Paul I see you asked Frank this question: Are you set up there for the shorter ( 5") blades?

What size/configuration of blades does it normally take or use? What size are you using? Are they special blades that are hard to get or are they readily available?

Thanks Richard


----------



## shipwright (Sep 27, 2010)

*Richard*, I am not set up for the readily available 5" blades. 
I use the 7 1/4" and 7 1/2" blades that Patrick sells. 
They cost more but the longer stroke is well worth it. 
I don't think you get the full advantage of the chevalet without them.


----------



## renners (Apr 9, 2010)

Shipwright, I hope you don't mind me asking this, but why a piece of 200 year old technology over a modern plug in scroll saw? 
I'm asking this from a production point of view - is it more versatile, more accurate, are there things you can do with this that can't be done using modern machinery?, or is it something that is simply more of a pleasure to use and more satisfying than a plug in?
I have great admiration and respect for your 'Chevy's', your projects are testament to how skillfully your marquetry projects are done. 
I apologise if you've already answered this in a blog.


----------



## shipwright (Sep 27, 2010)

No apologies necessary.
The easy answer to your questions is Yes.
It has been covered in project posts, blogs and answers to comments before but suffice to say that without the chevalet there would be a lot less for you to "admire" in my marquetry.


----------



## MNedman (Dec 1, 2007)

I am one of the five that built one with Paul's coaching and guidance and based mine also on the plans in Ramonds book. Paul and I attended ASFM in February '12 together, and for this style of marquetry there is no more precise way of executing the fine cuts that can be achieved with this machine. I have mine set up to be able to use either the longer blades that Patrick sells, or the shorter 5" ones that I can buy locally. Also I built mine out of recycled oak and beech I bought from the reclaim store. In total I have about $100 of materials invested, but I have a machine that is worth so much more.
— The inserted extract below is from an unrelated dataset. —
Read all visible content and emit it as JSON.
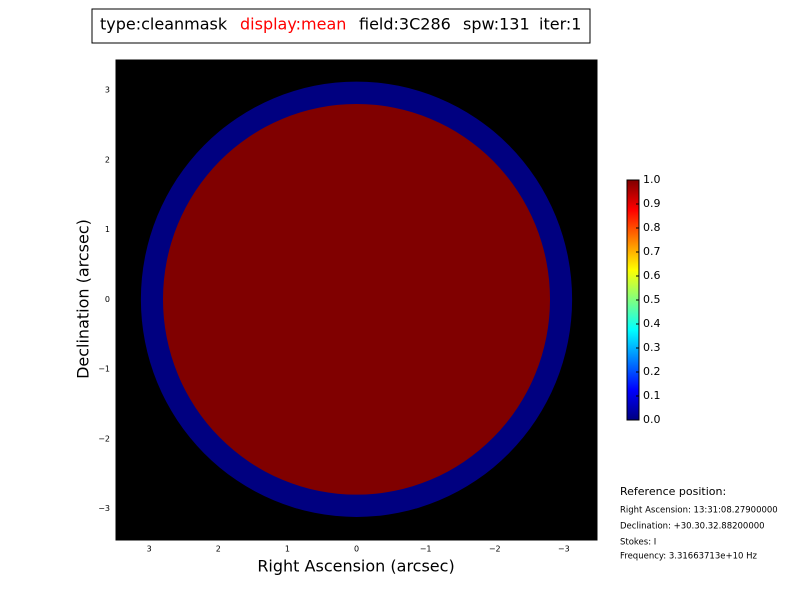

Here's a couple of pics of mine:


----------



## Frankcello (May 17, 2011)

HI Guys, sorry for the delay, been away from my computer.

Paul, I am currently set up for easily found 5" blades, but I also can quickly change to Patrick's longer blades.

I made the chevy out of hard maple.

Renners, You ask about a scroll saw. I own a scroll saw but I can't stand using it. I just don't have the control with it that I have with the chevy, or even just with a hand held fret saw. Once you get used to using the chevy it is amazing how fast you and accurate you can cut with it. I have cut out the inside portrait of a penny on the chevy, something that I don't think would even be possible with a scrollsaw!

Matthew, you have done a super job on yours, looks great!


----------



## shipwright (Sep 27, 2010)

Thought I'd give this thread a bump. There are at least there commenters above who have since built one by my count. It would really be fun to see how many we now have within LJ.


----------



## JR45 (Jan 26, 2012)

Hi Paul
I hope my chevalet is in your inventory list! Here are a couple of pics. When the temperature here gets above 4 C I will venture out to start some cutting!


----------



## DocBailey (Dec 9, 2011)

This guy is just wrapping up a detailed build:
http://mcglynnonmaking.com/


----------



## jmartel (Jul 6, 2012)

He also posted those shots in the other Chevalet thread on here:
http://lumberjocks.com/replies/941070


----------